Homeowners must be vigilant for mold. Their most important allies are their eyes and noses. Occasionally, mold is easy to detect on surfaces. It can be green, black, red, brown, or white in color. However, sometimes it hides under wallpaper and carpeting, or within a wall, where it cannot be seen. In such cases, it is often detected by the smell it releases.
Four conditions are necessary for mold growth. First, there has to be mold spores. Unfortunately, mold spores are carried on the air and are everywhere, inside and out, and some molds can lie dormant for years. Spores are in every room of your home and even in your underwear drawer, refrigerator, and kitchen cabinets. No recess is out of reach. Second, mold needs food. Mold can draw nutrients from almost anything -- wood, paper, paint (making homes a prime target), and even dirt. Third, mold has to have the right temperature and humidity to grow. The problem is mold thrives in the same conditions we humans enjoy. Fourth, and most important, mold needs moisture. Without moisture, mold will not grow, even if the other three conditions are present in abundance.
If you have a mold problem in your home, you have a moisture problem. Fix the moisture source, and you will eliminate the mold. However, finding that moisture problem might not always be simple. If you suspect a mold problem in your home, either with apparent mold you see or odors you smell, contact a licensed home inspector who is certified to test for mold.

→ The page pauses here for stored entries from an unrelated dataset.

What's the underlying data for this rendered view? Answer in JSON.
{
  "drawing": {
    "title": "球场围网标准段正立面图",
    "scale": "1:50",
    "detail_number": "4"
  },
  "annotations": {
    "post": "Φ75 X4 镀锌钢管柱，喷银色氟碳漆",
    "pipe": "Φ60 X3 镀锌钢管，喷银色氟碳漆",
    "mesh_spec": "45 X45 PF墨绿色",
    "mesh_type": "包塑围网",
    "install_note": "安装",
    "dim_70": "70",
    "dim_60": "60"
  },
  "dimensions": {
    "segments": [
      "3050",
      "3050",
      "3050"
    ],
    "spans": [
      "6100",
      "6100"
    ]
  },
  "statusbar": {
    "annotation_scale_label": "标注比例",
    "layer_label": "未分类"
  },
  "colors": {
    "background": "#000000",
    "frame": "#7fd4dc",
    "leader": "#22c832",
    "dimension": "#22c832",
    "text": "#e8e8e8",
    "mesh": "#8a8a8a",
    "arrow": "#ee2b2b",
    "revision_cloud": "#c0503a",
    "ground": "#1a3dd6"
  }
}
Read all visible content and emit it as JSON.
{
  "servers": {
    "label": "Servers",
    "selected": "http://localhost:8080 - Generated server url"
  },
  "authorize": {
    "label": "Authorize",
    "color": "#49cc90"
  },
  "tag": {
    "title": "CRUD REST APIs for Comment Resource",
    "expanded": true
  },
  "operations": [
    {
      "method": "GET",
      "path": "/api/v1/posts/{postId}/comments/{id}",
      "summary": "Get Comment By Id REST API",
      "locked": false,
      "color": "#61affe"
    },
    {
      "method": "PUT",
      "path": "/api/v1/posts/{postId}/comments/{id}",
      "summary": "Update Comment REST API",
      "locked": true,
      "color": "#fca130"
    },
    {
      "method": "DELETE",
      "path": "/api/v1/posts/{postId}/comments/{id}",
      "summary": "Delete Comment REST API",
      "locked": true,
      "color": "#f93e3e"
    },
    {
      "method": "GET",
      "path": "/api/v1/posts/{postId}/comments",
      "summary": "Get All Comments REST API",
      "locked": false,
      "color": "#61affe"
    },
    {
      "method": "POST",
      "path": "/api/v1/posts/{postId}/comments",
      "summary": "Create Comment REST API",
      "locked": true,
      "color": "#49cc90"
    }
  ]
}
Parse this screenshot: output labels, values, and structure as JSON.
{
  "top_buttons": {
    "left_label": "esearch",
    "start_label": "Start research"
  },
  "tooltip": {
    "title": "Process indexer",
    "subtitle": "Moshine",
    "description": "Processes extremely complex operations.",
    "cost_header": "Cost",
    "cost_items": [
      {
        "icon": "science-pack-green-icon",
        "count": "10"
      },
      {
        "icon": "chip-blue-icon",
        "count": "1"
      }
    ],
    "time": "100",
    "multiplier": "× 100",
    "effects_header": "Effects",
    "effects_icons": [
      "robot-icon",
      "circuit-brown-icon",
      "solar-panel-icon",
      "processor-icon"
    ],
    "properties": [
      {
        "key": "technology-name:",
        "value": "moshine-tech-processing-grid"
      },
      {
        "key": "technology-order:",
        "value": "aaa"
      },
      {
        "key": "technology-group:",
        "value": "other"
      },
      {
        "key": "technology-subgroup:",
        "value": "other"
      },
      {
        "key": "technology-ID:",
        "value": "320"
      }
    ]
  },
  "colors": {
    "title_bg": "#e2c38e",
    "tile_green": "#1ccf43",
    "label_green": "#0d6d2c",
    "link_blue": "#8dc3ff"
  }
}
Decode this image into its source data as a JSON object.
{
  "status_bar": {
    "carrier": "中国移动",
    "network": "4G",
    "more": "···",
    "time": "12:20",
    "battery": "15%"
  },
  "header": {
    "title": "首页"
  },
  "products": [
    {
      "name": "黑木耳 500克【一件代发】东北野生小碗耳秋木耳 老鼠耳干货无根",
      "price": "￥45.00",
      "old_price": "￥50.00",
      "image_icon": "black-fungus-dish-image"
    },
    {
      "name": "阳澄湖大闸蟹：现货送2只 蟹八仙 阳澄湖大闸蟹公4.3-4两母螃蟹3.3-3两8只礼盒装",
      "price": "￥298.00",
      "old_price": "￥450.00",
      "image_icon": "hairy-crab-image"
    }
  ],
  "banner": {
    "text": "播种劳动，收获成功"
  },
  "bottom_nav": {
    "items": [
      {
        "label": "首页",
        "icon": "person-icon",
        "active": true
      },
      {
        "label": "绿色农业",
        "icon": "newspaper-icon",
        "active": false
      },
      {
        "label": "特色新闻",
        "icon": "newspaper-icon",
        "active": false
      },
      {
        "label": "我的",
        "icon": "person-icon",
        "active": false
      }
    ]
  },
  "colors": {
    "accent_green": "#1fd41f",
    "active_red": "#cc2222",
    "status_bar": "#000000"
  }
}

Basically, there are two types of mold inspections – complete and limited inspections.
When mold is suspected because it is smelled but not seen, usually a full inspection is in order. It includes air sampling for spore counts outside and inside the home. If no mold is present in the home the number of mold spores inside the home should be equal to or less than the spore count outside. If the spore count inside is higher than the count outside, it could mean mold is growing inside, releasing more spores as time passes. Spore counts vary by location. An outdoor spore count in the city, where there are fewer trees and grass plots, will be lower than an outdoor spore count in the country. Included in this full inspection is a complete visual inspection of the home and grounds, to determine whether there is a moisture problem. Sometimes the inspector will want to “look” inside walls using specialized cameras or air pumps to test the air in wall cavities. These tests should cause no damage to the home.
In the limited inspection, apparent mold is visible within the home, perhaps in a specific room such as a bathroom, kitchen, or basement. Even though mold appears to be confined to one area, the inspector might want to conduct a full visual inspection of the home to identify the related moisture problem.
Samples collected, whether they are extracted from the air or directly from surfaces, are carefully identified and returned to a certified laboratory for identification. As mold grows it releases into the air a number of particles, including spores, to perpetuate mold growth, and other byproducts that include the tiny particles that “smell” and -- worst of all – the particles that cause allergic reactions.
After the moisture problem is fixed and its time to kill the existing mold inside, the rule of thumb is if there are ten square feet of mold or less, clean it yourself, with a good detergent and allow the area to dry. If the mold covers more than ten square feet, get a professional to remediate.
Remember, the real enemy may not be mold, but the moisture that allows mold to grow.